Do your examples support zero downtime deployment and zero downtime rollback? If so, could you please point to the relevant sections? I couldn't figure it out from the READMEs.
> Do your examples support zero downtime deployment and zero downtime rollback?
Those examples are for running your app, not deploying it.
Zero downtime is also a loaded term.
MRSK isn't zero downtime in a way that's commonly described as zero downtime. MRSK uses Traefik's built in functionality to queue requests so if your back-end is down it won't respond with a 502. Instead the user will see a busy mouse cursor until your back-end is up.
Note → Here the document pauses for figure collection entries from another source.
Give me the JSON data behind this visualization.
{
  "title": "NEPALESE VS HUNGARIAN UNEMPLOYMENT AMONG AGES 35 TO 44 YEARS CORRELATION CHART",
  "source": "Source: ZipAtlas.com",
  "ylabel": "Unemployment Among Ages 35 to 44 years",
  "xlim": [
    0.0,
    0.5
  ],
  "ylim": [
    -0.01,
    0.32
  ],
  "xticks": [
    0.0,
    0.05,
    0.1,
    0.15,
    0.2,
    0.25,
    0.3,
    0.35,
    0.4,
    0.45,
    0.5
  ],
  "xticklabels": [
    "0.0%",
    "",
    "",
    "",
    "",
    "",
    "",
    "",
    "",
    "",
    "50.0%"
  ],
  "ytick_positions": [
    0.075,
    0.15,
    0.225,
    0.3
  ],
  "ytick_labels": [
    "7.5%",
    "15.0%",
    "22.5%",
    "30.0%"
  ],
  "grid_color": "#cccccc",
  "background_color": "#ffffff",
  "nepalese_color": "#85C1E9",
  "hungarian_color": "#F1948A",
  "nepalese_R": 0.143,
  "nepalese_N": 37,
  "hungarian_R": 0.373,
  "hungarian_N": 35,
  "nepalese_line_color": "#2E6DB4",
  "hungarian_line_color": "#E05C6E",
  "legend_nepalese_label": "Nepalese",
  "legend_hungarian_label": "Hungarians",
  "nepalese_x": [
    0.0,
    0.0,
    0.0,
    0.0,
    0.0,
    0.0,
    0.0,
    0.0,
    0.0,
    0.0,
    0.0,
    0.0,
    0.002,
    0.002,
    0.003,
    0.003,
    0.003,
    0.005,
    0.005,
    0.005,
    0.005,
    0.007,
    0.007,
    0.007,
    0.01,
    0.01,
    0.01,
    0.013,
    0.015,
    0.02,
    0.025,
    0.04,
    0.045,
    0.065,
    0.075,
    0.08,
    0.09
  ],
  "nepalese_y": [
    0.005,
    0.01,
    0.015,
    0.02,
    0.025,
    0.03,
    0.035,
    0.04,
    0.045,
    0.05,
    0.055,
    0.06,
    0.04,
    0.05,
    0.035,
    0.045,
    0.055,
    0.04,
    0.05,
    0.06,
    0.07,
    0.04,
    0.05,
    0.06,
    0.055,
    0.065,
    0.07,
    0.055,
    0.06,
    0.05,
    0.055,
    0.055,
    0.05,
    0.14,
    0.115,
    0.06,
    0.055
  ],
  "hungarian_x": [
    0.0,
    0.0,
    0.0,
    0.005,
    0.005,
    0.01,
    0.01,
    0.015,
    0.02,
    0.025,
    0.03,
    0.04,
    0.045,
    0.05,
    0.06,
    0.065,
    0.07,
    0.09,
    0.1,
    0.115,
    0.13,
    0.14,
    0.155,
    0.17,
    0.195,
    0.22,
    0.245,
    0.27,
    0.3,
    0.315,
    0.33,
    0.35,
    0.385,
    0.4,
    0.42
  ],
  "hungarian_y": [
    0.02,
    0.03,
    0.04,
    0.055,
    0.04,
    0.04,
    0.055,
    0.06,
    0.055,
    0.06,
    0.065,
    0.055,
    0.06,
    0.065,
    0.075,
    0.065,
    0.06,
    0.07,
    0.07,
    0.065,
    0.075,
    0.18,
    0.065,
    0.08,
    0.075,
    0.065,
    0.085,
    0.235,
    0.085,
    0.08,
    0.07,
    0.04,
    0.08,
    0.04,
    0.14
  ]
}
A user will be able to automatically "resume" their request after your app reloaded which is nice, it saves them from having to see a 502 and manually reload the browser but if you have a Rails app that takes 27 seconds to boot up then the user will be waiting for 27 seconds with no feedback. You could make a case the UX there is worse than a user explicitly seeing a custom 502 page that mentions to reload in a bit.
That's much different than a true zero downtime rolling update that something like Kubernetes will give you, or if you rolled your own solution to do it without Kubernetes. I don't know if MRSK will handle that, given the direction it's going it's quite possible DHH will implement that behavior in which case that would be very useful.
Rollback is also tricky once you start introducing database migrations. I personally always roll forward.